1°) d'annuler ce jugement, y compris en tant qu'il porte sur sa condamnation au titre de l'article L. 761-1 du code de justice administrative ;
2°) de faire droit à sa protestation ;
3°) de condamner la liste #KO2020 à une amende de 3 600 euros pour injure publique ;
4°) de rappeler à l'ordre la liste #KO2020 pour comportement illégal.

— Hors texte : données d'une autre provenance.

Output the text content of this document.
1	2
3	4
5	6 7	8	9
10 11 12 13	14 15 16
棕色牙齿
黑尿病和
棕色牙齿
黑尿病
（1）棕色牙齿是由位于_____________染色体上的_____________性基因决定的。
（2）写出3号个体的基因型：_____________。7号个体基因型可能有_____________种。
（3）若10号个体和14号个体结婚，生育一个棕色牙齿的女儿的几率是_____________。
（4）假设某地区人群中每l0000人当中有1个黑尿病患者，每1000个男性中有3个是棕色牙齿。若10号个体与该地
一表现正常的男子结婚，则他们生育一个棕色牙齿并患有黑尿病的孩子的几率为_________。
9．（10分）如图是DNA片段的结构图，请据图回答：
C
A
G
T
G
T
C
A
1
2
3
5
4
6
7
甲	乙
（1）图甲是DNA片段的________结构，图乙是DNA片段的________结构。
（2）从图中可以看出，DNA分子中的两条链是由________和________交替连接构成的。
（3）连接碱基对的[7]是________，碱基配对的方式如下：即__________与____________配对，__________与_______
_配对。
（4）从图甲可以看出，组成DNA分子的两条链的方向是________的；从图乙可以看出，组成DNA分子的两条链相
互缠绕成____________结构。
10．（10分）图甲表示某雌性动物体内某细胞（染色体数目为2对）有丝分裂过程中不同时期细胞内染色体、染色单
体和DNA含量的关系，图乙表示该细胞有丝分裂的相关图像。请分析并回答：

Vu les autres pièces du dossier ;
Vu :
- le code électoral ;
- la loi du 29 juillet 1881 ;
- la loi n° 2020-290 du 23 mars 2020 ;
- l'ordonnance n° 2020-305 du 25 mars 2020,
- le décret n° 2020-267 du 17 mars 2020 ;
- la décision du Conseil constitutionnel n° 2020-849 QPC du 17 juin 2020 ;
- le code de justice administrative et le décret n° 2020-1406 du 18 novembre 2020 ;
Après avoir entendu en séance publique :
- le rapport de M. Jonathan Bosredon, conseiller d'Etat,
- les conclusions de Mme Karin Ciavaldini, rapporteure publique ;
Considérant ce qui suit :
1. M. C... relève appel du jugement du 16 novembre 2020 par lequel le tribunal administratif de Versailles a rejeté sa protestation tendant à l'annulation des opérations électorales qui se sont déroulées le 15 mars 2020 pour l'élection des conseillers municipaux et communautaires de la commune de Poissy (Yvelines) au terme desquelles la liste conduite par M. B... a recueilli 6 774 voix, soit 75,6 % des suffrages exprimés, la liste conduite par Mme D... 1 535 voix, soit 17,13 % des suffrages exprimés, la liste conduite par Mme F... 358 voix, soit 3,99 % des suffrages exprimés, et la liste conduite par M. G... 293 voix, soit 3,27 % des suffrages exprimés.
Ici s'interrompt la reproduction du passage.